Le , Henri Maillot déserte et détourne un camion d'armes et de munitions pour rejoindre au maquis  "Les combattants de la liberté" 

« L’écrivain français Jules Roy, colonel d’aviation, écrivait il y a quelques mois : si j’étais musulman, je serais du côté des fellagas. Je ne suis pas musulman, mais je suis Algérien, d’origine européenne. Je considère l’Algérie comme ma patrie. Je considère que je dois avoir à son égard les mêmes devoirs que tous ses fils. Au moment ou le peuple s’est élevé pour libérer son sol national du joug colonialiste, ma place est aux côtés de ceux qui ont engagé le combat libérateur.
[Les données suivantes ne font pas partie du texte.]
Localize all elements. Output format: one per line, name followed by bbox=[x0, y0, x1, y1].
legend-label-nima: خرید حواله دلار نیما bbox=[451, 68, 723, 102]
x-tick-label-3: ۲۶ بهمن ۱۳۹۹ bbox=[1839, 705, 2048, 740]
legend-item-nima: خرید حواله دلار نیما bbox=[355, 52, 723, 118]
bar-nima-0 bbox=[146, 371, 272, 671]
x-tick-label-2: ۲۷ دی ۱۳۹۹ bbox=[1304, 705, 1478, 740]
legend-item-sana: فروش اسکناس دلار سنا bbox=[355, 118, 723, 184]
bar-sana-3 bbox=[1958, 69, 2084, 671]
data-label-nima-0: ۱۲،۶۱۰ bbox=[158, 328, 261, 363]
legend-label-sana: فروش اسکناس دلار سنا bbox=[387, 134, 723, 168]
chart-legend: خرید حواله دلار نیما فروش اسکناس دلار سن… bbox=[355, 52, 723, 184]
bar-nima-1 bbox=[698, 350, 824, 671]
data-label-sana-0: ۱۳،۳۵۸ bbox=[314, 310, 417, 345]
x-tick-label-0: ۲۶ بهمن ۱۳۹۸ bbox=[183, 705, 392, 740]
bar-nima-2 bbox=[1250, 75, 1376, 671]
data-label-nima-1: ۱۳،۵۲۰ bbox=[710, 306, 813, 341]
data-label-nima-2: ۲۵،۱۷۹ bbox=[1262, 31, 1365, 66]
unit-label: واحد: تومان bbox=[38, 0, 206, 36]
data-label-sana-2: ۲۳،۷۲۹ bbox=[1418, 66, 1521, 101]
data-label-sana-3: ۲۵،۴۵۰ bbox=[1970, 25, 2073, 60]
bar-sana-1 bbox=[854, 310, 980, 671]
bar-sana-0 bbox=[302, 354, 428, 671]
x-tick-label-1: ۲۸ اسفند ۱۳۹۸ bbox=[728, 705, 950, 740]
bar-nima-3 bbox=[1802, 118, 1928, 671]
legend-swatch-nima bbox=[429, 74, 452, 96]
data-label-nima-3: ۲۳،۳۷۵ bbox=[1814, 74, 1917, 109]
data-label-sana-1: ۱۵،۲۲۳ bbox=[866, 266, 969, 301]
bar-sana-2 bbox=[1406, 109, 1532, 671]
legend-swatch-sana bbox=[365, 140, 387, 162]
La presse colonialiste crie à la trahison, alors qu’elle publie et fait sien les appels séparatistes de Boyer-Bance. Elle criait aussi à la trahison lorsque, sous Vichy, les officiers français passaient à la résistance tandis qu’elle servait Hitler et le fascisme. En vérité, les traîtres à la France, ce sont ceux qui, pour servir leurs intérêts égoïstes dénaturent aux yeux des Algériens le vrai visage de la France et de son peuple aux traditions généreuses, révolutionnaires et anticolonialistes. De plus, tous les hommes de progrès de France et du monde reconnaissent la légitimité et la justesse de nos revendications nationales. Le peuple algérien, longtemps bafoué, humilié, a pris résolument sa place dans le grand mouvement historique de libération des peuples coloniaux qui embrase l’Afrique et l’Asie. Sa victoire est certaine. Il ne s’agit pas, comme voudrait le faire croire les gros possédants de ce pays, d’un combat racial mais d’une lutte d’opprimés sans distinction d’origine contre leurs Oppresseurs et leurs valets sans distinction de race. Il ne s’agit pas d’un mouvement dirigé contre la France et les Français ni contre les travailleurs d’origine européenne ou israélite. Ceux-ci ont leur place dans le pays. Nous ne les confondons pas avec les oppresseurs de notre peuple .En accomplissant mon geste, en livrant aux combattants algériens des armes dont ils ont besoin pour le combat libérateur, des armes qui serviront exclusivement contre les forces militaires et policières et les collaborateurs, j’ai conscience d’avoir servi les intérêts de mon pays et de mon peuple, y compris ceux des travailleurs européens momentanément trompés. »

Henri Maillot

Ce document signé de sa main, a été envoyé aux rédactions des journaux parisiens.